The challenge for the state is to not only keep up with the changing ways of the terrorist, but to stay one step ahead of him. When it comes to protecting the judiciary and the wider legal fraternity, however, the state has fallen behind.

Yet another attack on Thursday against the legal community in Quetta, this time a failed assassination attempt on FSC judge Malik Zahoor Ahmed Shahwani, has raised concerns that lawyers and judges may have become a sustained new target.

The devastation in Quetta earlier in the week, the killing of a lawyer in the same city the week before and the month-long abduction of the son of the Sindh High Court chief justice in June suggest an emerging pattern to both threaten the state and terrorise society.

If that is indeed the case — if militants are taking their war to the country’s judicial and legal communities — the benefit to terrorists is relatively clear.

Damaging state institutions, making their members fear for their lives and making it easier for terrorists to operate is a key goal for them.
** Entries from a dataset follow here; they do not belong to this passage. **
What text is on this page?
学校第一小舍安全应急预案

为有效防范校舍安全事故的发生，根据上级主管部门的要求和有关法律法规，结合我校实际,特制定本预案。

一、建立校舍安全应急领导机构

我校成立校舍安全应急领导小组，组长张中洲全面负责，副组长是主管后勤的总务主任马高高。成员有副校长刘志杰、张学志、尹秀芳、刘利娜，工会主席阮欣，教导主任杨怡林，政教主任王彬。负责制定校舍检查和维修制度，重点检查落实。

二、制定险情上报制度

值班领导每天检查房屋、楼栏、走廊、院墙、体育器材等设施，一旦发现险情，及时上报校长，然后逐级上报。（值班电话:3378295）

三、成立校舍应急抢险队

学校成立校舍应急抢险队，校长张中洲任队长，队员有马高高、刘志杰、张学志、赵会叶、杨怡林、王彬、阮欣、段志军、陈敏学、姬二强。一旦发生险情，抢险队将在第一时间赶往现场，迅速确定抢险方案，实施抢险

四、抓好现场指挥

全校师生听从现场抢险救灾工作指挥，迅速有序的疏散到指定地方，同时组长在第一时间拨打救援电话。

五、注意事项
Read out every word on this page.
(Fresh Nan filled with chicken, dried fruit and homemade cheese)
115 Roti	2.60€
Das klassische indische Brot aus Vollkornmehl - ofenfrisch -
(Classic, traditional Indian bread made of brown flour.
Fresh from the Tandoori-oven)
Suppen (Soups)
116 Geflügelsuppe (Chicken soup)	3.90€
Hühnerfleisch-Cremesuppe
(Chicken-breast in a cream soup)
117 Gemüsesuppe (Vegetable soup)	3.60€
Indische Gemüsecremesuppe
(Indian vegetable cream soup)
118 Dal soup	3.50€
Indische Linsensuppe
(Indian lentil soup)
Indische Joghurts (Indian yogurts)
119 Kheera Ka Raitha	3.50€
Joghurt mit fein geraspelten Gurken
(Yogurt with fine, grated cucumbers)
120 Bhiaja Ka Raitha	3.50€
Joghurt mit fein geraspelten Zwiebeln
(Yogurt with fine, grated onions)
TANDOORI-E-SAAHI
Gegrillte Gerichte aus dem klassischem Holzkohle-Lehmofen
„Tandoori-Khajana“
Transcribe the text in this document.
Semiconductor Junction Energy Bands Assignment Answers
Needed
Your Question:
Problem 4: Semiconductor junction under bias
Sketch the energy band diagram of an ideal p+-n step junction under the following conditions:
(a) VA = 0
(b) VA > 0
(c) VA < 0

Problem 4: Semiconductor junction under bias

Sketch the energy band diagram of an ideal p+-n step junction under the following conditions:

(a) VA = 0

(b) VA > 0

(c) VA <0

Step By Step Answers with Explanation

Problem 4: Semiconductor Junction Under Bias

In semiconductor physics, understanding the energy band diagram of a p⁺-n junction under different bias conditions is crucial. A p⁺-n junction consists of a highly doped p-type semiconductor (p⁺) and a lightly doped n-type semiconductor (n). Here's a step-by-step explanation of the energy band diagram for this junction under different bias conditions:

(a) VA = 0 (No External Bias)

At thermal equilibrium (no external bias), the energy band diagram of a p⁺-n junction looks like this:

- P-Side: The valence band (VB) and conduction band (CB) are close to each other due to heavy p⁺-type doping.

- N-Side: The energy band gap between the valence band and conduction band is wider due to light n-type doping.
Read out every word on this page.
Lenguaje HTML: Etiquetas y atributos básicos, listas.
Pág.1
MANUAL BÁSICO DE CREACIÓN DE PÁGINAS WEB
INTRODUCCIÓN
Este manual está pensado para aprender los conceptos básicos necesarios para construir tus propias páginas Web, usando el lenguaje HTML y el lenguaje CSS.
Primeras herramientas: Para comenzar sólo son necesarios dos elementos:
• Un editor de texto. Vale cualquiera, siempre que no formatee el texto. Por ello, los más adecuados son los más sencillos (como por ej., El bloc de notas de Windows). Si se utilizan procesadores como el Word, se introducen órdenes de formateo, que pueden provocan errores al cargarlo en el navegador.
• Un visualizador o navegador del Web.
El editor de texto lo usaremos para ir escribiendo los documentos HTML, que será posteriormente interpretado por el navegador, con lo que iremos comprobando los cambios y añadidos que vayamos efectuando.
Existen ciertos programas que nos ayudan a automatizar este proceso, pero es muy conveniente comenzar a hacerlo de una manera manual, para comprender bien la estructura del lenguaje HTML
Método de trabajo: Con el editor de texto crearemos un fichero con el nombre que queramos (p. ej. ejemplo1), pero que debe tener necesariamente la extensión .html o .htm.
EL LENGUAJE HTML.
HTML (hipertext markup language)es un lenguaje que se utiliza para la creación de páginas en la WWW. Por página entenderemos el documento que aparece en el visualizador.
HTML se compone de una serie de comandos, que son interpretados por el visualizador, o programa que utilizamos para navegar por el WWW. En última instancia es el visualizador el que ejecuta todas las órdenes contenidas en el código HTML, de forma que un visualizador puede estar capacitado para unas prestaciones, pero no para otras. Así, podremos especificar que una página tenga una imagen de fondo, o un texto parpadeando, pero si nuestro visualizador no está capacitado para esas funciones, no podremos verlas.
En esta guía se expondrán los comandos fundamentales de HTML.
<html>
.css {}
While the state has turned to military courts as a partial response to the militant threat, the criminal justice system remains on the front line in the anti-militancy fight.

The cases of the vast majority of alleged terrorists processed through the judicial system are handled by the civilian-run judiciary. Be it bail, trials or the appeals process, judges and lawyers are deeply involved in the process of bringing them to justice.

By threatening the legal community, then, militants are essentially trying to frighten off an institution whose job it is to bring them to justice. That the individual targets may not all be directly connected to the fight against militancy does not matter. What matters is that fear is being sowed.

But it is far from clear what the state can do to protect the legal fraternity. While security for high-profile targets can be stepped up and the intelligence and law-enforcement apparatus can work with legal communities across the country to improve security, the apparent randomness of the attacks makes it difficult to fight back. But fight back the state must.

The terrorist’s goal is to make the state seem weak. As new threats evolve, the state must adjust its response. Specific ethnicities and religious communities have been targeted before.

The fight against militancy was always going to be a long, difficult one. Neither the state nor society should lose hope though — that being a fundamental aim of the terrorist.